A maioria dos ministros do Supremo Tribunal Federal decidiu restringir sensivelmente o foro privilegiado de deputados federais e senadores. A partir de agora, parlamentares federais só serão julgados pelo STF no caso de crimes cometidos durante o mandato e relacionados com o exercício da sua função. Antes, o entendimento era de que a Constituição garantia o foro especial para qualquer tipo de crime, mesmo anterior à posse do cargo.

Com isso, a expectativa é de que mais de 90% dos inquéritos e investigações contra parlamentares em andamento no STF sejam redistribuídos para varas de primeira instância em todo o país, de acordo com a localidade onde os supostos crimes foram cometidos.

Os casos não necessariamente irão para a vara de Sérgio Moro, que hoje tem prerrogativa para julgar apenas parte dos processos da Operação Lava Jato.

Embora a decisão dessa quinta-feira trate apenas de parlamentares, diversos ministros reconhecem que ela terá potencial de reduzir a proteção de outras autoridades. Há mais de 54 mil pessoas com algum tipo de foro especial no Brasil, segundo levantamento do Senado. Isso inclui governadores, prefeitos, vereadores, juízes, promotores e diplomatas, entre outros.

O foro privilegiado evita que autoridades sejam julgadas em primeira instância, mas não necessariamente no Supremo. Governadores, por exemplo, têm seus casos analisados primeiro pelo Superior Tribunal de Justiça, enquanto prefeitos começam a ser julgados na segunda instância.

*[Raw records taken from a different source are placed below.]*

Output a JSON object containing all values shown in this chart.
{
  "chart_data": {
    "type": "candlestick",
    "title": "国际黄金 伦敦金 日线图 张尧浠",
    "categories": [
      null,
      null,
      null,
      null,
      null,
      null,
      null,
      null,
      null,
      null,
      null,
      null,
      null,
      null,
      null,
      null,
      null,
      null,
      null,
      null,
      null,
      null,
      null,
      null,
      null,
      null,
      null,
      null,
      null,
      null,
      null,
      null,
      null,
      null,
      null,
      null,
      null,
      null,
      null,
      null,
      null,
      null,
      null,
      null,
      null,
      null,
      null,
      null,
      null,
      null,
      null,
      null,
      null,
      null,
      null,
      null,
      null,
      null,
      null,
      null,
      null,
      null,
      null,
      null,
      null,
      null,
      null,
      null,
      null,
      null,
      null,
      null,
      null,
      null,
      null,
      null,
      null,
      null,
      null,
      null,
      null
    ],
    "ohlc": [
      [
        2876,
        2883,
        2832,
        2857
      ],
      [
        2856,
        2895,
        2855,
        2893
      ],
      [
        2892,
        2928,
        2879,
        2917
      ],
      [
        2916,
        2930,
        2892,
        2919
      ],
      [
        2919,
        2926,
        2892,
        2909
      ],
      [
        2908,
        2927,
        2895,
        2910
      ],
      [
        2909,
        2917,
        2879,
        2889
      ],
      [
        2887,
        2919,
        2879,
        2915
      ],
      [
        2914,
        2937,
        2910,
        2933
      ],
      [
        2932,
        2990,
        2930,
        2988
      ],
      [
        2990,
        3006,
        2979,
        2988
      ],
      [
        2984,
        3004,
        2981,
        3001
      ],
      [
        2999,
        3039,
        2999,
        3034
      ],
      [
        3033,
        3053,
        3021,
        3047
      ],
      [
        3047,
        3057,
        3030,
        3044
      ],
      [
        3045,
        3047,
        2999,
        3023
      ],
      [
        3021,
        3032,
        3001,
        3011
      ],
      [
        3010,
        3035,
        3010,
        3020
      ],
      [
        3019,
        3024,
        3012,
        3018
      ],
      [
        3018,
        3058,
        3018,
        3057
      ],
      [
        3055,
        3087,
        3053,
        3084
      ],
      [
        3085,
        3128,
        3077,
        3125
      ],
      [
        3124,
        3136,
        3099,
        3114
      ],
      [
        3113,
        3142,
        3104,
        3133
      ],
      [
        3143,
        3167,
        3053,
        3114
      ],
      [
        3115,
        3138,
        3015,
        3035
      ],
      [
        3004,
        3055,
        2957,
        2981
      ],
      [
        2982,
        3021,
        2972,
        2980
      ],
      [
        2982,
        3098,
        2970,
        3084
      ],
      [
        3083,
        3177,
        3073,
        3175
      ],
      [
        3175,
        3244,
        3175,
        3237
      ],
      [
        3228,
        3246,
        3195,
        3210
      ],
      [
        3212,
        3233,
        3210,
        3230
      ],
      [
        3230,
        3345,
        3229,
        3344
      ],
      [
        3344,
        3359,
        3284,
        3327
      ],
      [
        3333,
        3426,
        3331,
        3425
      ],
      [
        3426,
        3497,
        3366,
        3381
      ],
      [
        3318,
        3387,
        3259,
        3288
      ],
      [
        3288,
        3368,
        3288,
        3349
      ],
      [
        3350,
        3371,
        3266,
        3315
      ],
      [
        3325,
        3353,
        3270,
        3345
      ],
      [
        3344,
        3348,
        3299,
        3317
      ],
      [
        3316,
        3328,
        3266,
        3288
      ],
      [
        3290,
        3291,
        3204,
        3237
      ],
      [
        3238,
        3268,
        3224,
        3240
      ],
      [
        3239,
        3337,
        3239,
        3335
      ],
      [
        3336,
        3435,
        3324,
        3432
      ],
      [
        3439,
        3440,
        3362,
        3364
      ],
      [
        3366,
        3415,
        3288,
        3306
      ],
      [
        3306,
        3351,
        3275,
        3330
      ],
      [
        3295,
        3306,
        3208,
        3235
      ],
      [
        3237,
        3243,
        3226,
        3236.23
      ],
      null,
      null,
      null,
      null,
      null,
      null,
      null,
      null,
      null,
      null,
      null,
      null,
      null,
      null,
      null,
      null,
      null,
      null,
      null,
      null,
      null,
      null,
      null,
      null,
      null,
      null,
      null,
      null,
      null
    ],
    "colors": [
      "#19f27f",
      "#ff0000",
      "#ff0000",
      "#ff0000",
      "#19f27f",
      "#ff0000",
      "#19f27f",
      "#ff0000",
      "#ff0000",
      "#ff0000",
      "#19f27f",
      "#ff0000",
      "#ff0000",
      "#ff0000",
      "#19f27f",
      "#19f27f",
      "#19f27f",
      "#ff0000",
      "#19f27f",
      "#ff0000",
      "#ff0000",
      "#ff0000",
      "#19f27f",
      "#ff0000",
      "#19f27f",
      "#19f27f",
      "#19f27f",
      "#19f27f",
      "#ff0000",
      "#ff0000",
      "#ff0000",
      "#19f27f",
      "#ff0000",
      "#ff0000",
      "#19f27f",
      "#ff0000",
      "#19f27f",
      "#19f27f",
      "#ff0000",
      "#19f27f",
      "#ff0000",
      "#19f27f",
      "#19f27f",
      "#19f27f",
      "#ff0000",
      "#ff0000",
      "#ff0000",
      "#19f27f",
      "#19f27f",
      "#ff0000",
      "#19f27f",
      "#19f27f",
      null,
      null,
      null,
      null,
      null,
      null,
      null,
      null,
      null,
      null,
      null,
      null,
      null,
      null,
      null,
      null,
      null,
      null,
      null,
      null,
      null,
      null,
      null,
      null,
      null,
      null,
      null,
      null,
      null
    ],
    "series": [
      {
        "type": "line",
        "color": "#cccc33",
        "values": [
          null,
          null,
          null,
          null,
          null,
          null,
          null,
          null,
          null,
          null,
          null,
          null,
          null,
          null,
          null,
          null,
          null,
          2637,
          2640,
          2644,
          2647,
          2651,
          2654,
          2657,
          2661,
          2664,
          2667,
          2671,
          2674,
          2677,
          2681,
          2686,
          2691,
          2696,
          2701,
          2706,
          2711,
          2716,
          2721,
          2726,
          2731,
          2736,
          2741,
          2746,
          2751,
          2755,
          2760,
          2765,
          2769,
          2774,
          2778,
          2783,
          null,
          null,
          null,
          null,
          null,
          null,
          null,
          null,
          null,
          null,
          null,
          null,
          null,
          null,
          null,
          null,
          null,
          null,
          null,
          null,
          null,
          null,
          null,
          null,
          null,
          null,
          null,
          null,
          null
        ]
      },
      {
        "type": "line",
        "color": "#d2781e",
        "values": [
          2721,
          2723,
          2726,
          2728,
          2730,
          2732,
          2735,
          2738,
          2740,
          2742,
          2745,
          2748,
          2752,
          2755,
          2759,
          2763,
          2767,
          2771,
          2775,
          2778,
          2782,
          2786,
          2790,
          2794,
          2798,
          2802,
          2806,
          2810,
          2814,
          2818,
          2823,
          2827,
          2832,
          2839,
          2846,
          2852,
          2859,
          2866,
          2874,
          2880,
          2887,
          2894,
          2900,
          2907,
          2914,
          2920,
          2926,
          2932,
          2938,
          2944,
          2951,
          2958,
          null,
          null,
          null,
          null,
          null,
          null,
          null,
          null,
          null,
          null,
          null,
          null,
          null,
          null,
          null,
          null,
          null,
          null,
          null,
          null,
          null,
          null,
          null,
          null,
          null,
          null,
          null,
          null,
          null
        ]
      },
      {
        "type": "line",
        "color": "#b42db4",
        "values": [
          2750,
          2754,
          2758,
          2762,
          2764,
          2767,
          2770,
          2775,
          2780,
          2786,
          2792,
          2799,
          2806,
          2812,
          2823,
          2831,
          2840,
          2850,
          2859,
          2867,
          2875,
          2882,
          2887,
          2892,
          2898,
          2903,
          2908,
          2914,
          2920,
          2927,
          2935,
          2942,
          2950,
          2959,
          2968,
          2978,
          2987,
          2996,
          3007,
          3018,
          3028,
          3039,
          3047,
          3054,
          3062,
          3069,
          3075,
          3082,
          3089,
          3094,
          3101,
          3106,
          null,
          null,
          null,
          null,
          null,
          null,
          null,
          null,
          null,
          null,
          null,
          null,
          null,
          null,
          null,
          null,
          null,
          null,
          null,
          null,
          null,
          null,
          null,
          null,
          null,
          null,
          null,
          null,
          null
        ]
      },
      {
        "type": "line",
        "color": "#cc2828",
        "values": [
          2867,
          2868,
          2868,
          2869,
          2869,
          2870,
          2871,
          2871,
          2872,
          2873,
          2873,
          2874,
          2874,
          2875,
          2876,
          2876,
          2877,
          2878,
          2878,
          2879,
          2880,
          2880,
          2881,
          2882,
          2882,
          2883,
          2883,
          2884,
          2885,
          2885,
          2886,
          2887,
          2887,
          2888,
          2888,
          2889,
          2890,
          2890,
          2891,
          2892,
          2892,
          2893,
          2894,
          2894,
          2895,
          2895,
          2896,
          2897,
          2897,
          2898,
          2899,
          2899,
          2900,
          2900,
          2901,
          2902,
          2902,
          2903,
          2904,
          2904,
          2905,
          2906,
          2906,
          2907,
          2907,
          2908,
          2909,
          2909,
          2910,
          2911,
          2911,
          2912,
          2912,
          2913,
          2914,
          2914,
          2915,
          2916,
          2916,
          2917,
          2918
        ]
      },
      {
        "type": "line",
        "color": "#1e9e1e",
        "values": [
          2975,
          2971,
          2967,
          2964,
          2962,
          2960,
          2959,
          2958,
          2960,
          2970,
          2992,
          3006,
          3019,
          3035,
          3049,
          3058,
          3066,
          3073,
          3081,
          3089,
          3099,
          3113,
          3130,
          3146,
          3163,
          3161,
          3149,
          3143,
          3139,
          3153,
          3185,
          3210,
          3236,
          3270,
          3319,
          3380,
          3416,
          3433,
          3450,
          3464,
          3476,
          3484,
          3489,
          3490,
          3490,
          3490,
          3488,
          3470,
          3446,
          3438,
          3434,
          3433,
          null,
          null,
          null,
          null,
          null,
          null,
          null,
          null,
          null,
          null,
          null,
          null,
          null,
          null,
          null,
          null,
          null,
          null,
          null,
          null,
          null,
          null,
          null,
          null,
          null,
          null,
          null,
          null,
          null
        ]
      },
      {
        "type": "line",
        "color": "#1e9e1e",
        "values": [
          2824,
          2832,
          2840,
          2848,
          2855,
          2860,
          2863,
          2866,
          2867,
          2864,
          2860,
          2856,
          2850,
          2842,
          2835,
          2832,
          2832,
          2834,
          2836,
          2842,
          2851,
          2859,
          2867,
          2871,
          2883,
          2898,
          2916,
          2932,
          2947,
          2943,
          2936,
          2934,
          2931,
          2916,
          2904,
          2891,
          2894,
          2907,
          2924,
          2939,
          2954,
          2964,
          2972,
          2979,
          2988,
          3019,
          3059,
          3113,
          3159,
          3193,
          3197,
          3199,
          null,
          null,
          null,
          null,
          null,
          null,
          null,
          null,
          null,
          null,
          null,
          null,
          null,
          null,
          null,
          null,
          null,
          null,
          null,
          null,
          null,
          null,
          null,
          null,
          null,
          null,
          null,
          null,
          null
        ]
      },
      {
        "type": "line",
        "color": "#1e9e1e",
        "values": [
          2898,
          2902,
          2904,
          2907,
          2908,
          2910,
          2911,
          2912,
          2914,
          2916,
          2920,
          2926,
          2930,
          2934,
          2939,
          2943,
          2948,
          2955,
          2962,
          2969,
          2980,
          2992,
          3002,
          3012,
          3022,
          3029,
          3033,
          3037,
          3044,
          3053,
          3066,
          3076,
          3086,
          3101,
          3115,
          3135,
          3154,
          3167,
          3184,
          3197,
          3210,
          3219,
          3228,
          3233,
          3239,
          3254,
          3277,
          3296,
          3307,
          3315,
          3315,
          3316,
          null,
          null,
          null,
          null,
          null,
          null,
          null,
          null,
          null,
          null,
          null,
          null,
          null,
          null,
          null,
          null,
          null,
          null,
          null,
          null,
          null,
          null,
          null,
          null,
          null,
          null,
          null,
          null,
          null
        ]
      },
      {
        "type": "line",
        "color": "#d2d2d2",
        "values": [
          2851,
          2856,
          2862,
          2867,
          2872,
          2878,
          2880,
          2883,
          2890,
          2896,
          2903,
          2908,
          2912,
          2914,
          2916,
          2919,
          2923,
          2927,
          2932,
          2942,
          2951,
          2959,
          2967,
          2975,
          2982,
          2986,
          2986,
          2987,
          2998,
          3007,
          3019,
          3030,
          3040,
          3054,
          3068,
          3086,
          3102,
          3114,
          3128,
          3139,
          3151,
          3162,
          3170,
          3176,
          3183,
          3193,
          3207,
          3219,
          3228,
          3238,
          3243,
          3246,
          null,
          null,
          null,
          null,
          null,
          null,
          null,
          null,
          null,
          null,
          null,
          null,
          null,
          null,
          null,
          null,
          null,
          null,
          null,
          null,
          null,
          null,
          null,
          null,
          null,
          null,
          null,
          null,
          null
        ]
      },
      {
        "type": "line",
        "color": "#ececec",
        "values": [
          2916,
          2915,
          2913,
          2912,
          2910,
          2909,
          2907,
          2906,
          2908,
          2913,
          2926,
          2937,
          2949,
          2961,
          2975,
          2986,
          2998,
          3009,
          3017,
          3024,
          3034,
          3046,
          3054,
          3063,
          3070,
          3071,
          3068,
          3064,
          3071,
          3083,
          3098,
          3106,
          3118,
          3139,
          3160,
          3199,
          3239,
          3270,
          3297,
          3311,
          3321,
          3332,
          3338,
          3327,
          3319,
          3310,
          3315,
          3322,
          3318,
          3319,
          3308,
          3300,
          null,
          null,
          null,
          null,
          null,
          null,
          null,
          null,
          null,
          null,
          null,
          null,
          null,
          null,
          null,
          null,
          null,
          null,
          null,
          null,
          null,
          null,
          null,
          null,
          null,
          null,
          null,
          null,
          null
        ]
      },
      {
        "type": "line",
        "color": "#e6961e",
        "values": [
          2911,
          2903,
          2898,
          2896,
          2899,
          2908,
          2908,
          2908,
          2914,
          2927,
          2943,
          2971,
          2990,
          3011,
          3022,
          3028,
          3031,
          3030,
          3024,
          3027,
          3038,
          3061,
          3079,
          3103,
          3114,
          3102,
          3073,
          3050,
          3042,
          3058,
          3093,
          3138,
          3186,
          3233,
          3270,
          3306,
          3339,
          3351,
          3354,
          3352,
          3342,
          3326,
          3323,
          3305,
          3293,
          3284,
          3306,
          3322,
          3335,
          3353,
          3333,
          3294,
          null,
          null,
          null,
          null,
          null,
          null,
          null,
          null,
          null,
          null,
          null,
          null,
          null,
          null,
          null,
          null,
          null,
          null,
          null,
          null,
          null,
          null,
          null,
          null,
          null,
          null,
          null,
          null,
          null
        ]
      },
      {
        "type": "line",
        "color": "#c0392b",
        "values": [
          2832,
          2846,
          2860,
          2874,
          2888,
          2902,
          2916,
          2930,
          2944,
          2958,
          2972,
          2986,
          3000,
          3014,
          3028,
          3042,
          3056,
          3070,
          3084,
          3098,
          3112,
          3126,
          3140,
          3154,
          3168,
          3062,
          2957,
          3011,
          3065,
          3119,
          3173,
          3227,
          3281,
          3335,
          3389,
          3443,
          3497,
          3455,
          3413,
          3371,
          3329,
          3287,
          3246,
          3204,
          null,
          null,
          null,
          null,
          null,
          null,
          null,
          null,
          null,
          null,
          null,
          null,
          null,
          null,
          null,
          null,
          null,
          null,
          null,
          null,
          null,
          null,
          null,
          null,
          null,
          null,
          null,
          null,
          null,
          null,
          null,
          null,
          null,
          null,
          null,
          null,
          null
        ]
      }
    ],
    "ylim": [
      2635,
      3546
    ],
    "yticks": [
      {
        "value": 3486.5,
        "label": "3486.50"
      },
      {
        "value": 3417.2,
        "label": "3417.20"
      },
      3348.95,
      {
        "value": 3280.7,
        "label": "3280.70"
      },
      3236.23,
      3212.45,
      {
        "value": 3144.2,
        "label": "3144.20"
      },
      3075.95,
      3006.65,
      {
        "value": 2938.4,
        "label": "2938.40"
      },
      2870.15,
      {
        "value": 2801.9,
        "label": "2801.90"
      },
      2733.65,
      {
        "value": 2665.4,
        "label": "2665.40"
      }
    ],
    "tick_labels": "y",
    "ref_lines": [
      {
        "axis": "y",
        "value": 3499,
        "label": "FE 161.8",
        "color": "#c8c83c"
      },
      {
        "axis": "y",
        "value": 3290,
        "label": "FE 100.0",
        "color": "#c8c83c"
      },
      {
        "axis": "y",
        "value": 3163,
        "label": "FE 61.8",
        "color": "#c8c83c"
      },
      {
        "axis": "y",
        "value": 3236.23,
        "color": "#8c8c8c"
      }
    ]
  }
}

Parte dos ministros entende que as situações de outras categorias terão de ser analisadas gradativamente, conforme os casos cheguem ao STF. No entanto, como decisões do Supremo geram parâmetros para todo país, é possível que magistrados de outras cortes passem a aplicar o entendimento a outras autoridades. A Constituição prevê, por exemplo, que deputados estaduais têm as mesmas prerrogativas dos federais, o que, para alguns juristas, abre espaço para decisão ser aplicada a eles também.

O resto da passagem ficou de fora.